Le mangaka Hisashi Eguchi, connu pour son travail sur des œuvres comme « Perfect Blue », « Roujin Z » et « Sonny Boy », a présenté des excuses publiques fin 2025. L'artiste a reconnu avoir utilisé le décalquage, technique consistant à copier des photos, dans une illustration commerciale créée pour un festival culturel au Japon. La polémique a commencé en octobre, lorsque le mannequin et écrivaine Kyū Kanai a été surprise de voir sa propre image affichée sur des affiches dans la région d'Ogikubo, à Tokyo, sans son consentement préalable.
Depuis, Eguchi a expliqué son processus de travail et a trouvé un accord avec le mannequin par l'intermédiaire d'avocats. Cependant, en raison de la répercussion négative, de grandes entreprises comme la chaîne de magasins Lumine et Denny's Japan ont retiré ses illustrations et promettent de revoir leurs futures collaborations. Ainsi, l'affaire a relancé un débat crucial dans le milieu artistique en 2026 : où se situe la ligne entre référence, inspiration et violation des droits d'auteur à l'ère numérique ?
Des excuses aux conséquences pratiques
Dans sa déclaration sur les réseaux sociaux, Eguchi est allé droit au but. Il a admis que, pendant plus de 40 ans, il a maintenu une méthode de travail analogique où le décalquage de photos faisait partie de l'ébauche initiale. Cependant, le mangaka a également reconnu qu'il ne s'était pas tenu au courant des normes sociales et éthiques qui ont évolué au cours des dernières décennies. « Je me suis accroché, inconsciemment, à la compréhension immature que j'avais dans mes vingt ans insouciants⬝ », a-t-il écrit, dans une réflexion sur sa carrière. Après le contact initial, le mannequin Kyū Kanai a donné son consentement pour l'utilisation de l'image, mais la situation avait déjà pris les proportions d'un scandale.

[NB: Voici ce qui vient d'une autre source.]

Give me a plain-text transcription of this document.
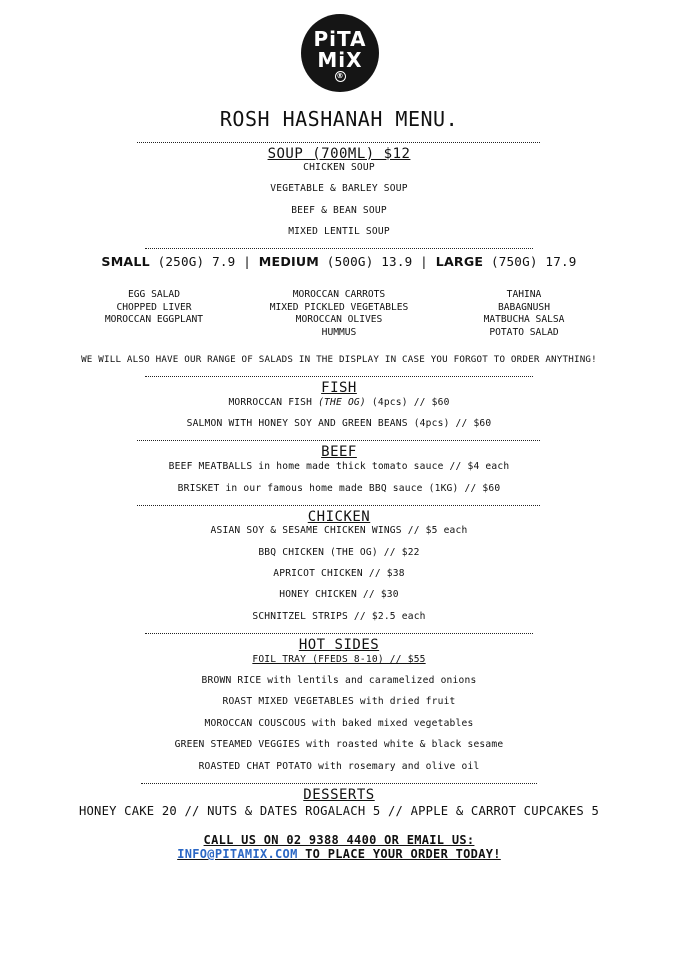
PiTA
MiX
®
ROSH HASHANAH MENU.
SOUP (700ML) $12
CHICKEN SOUP
VEGETABLE & BARLEY SOUP
BEEF & BEAN SOUP
MIXED LENTIL SOUP
SMALL (250G) 7.9 | MEDIUM (500G) 13.9 | LARGE (750G) 17.9
EGG SALAD
CHOPPED LIVER
MOROCCAN EGGPLANT
MOROCCAN CARROTS
MIXED PICKLED VEGETABLES
MOROCCAN OLIVES
HUMMUS
TAHINA
BABAGNUSH
MATBUCHA SALSA
POTATO SALAD
WE WILL ALSO HAVE OUR RANGE OF SALADS IN THE DISPLAY IN CASE YOU FORGOT TO ORDER ANYTHING!
FISH
MORROCCAN FISH (THE OG) (4pcs) // $60
SALMON WITH HONEY SOY AND GREEN BEANS (4pcs) // $60
BEEF
BEEF MEATBALLS in home made thick tomato sauce // $4 each
BRISKET in our famous home made BBQ sauce (1KG) // $60
CHICKEN
ASIAN SOY & SESAME CHICKEN WINGS // $5 each
BBQ CHICKEN (THE OG) // $22
APRICOT CHICKEN // $38
HONEY CHICKEN // $30
SCHNITZEL STRIPS // $2.5 each
HOT SIDES
FOIL TRAY (FFEDS 8-10) // $55
BROWN RICE with lentils and caramelized onions
ROAST MIXED VEGETABLES with dried fruit
MOROCCAN COUSCOUS with baked mixed vegetables
GREEN STEAMED VEGGIES with roasted white & black sesame
ROASTED CHAT POTATO with rosemary and olive oil
DESSERTS
HONEY CAKE 20 // NUTS & DATES ROGALACH 5 // APPLE & CARROT CUPCAKES 5
CALL US ON 02 9388 4400 OR EMAIL US:
INFO@PITAMIX.COM TO PLACE YOUR ORDER TODAY!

En conséquence directe, la Lumine Ogikubo a retiré toute la publicité de l'événement contenant l'œuvre. De même, Denny's Japan a annoncé une pause dans l'utilisation des illustrations d'Eguchi dans ses supports promotionnels. Ainsi, cet épisode sert d'avertissement aux créateurs du monde entier, en particulier en France, où la culture des fans d'anime et de manga est immense. Le débat sur l'originalité et les limites de la référence promet de rester animé en ce début 2026, tant au Japon qu'à l'international.